Committees across the country had argued both publicly and amongst themselves whether or not it was safe for students in their districts to go back to school for in-person learning. One of the many debates was this: Are kids more at risk of this disease (COVID-19) or suffering long-term emotional trauma by staying isolated in their homes?
It seemed everyone had an opinion, but most people understood that there really was no clear ‘right decision’ as far as what schools should do. I avoided the drama around these discussions the best I could by accepting I had no say in the matter. I simply settled on going with the flow and focused on the things in my control; like creating a future for myself.
Understanding that the Emotional Intelligence program I was being paid to teach was only funded for the first two terms of the school year I spent the summer racking my brain in an attempt to come up with interesting ways of making an impact with students regardless of whether we would be asked to teach in-person or remotely via computer. The objective in my mind was simple: Convince the district to extend the program through the end of the school year.
To say I was not feeling stressed over this would be a lie.
A few weeks before school was set to begin the announcement was made of our committee’s decision to begin the year remotely; and all educators were told to expect an in-person meeting with their supervisors before the school year began. I was about to have mine: To discuss “Expectations and Requirements;” according to the email I received from Principal Sam.
Prior to our meeting I had sent my Principal a set of stated goals I hoped to focus on in my class. Attached to that was a copy of the week-one article I had written which students would be required to reflect on. In truth, there were no ‘National Standards’ to consult regarding a course called ‘Emotional Intelligence,’ so really I was simply flying by the seat of my pants.
As I sat in the Principal’s office, I had to hope that what I presented appeared structured and logical. Who knew if my class would go the way I Imagined, but I had to pretend the best I could…
“I don’t get it.”
The Principal appeared tired; maybe stressed; maybe upset—Maybe just annoyed by my presence?
Regardless, there was no doubt the face looking at me did not appear happy. Right after Principal Sam spoke these words the cellphone lying on the desk between us lit up with an incoming message. As its recipient’s eyes looked down at it, I immediately felt like an unwanted distraction in the room.
I was now beyond nervous as I had obviously not anticipated our conversation starting like this. The fact that we were both wearing masks and sitting in a stripped-down office made the whole thing feel even more uncomfortable. I had expected some small talk before talking business, but I guess the fact that we were only allotted fifteen minutes to meet in person meant there was no time for subtleties.
Noticing that it had begun to rain outside by the sprinkles hitting the window behind the principal, I replied, “What don’t you get exactly?”
I said this in a tone as non-confrontational as possible. I really did not have a clue what the principal “didn’t get;” since starting a conversation with such a statement gave me zero information to go on.
Throwing a few pages of paper on the table in front of me I could now see what was being referenced. I could not reach down and grab the papers because “person to person contact was not permitted,” but I saw my article titled ‘1% Pirate’ staring up at me.
The Principal then broke the silence by asking a question, “How exactly does this story of yours tie into the objectives you have set for your class?”

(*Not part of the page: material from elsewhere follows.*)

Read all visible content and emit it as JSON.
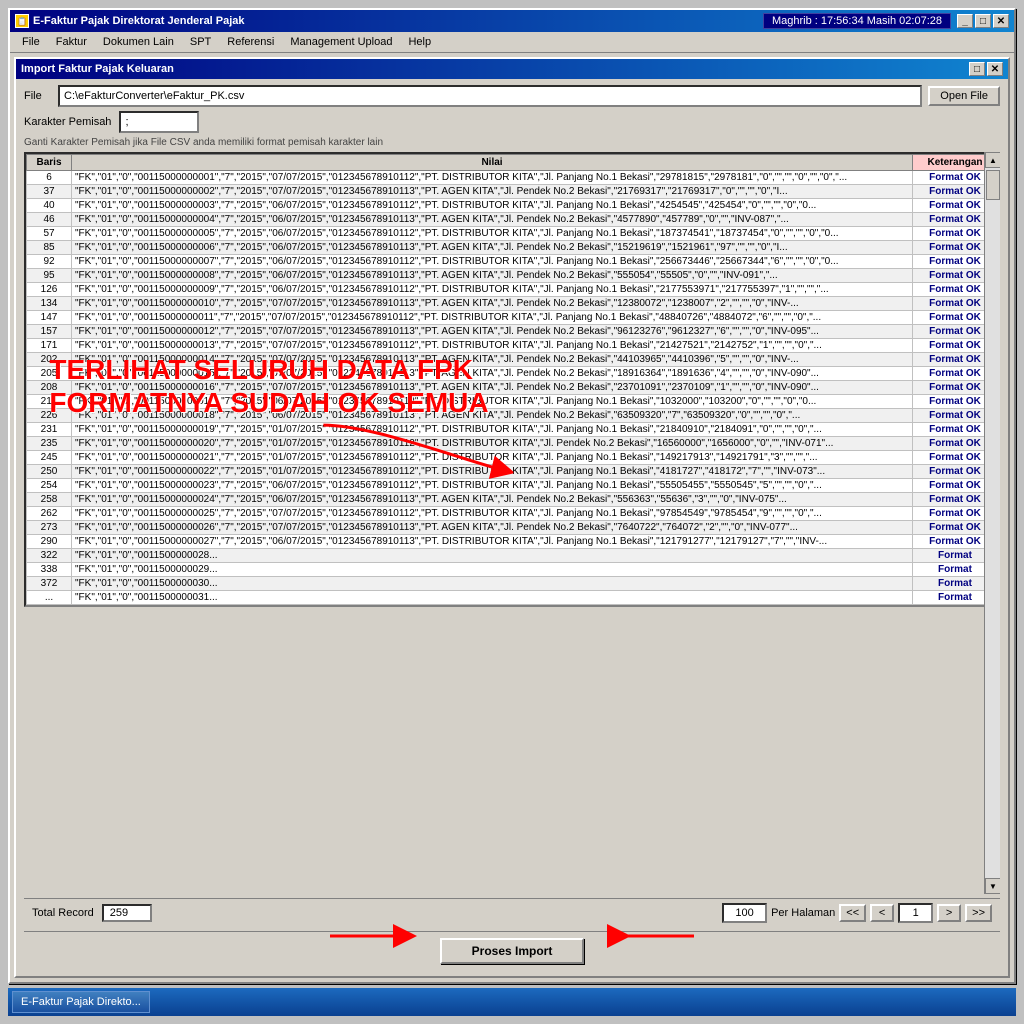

Feeling uncomfortable, I thought for a long second before speaking, “Part of the class is intended to help students think creatively and objectively when presented with entertainment in the real world. And of course, discussing the effect social media is having on them is going to be important as well.”
This was almost verbatim to what I had written as my objective for the course, and under this pressure seemed to be the best response to the question that had been presented to me. I sat stone faced, awaiting a volley-back in the conversation.
“It seems to me that you’re simply testing out your creativity on the students….” After a pause; during which I said nothing, the dementor across from me continued, “As you know, your friend, Mr. Bernard, pulled many strings to get you into my school. And while I appreciate your enthusiasm for what you are trying to do, I am not a big fan of this little experiment of yours. You must understand that I am skeptical of your ability to teach this thing you call emotional intelligence to the students we have here.”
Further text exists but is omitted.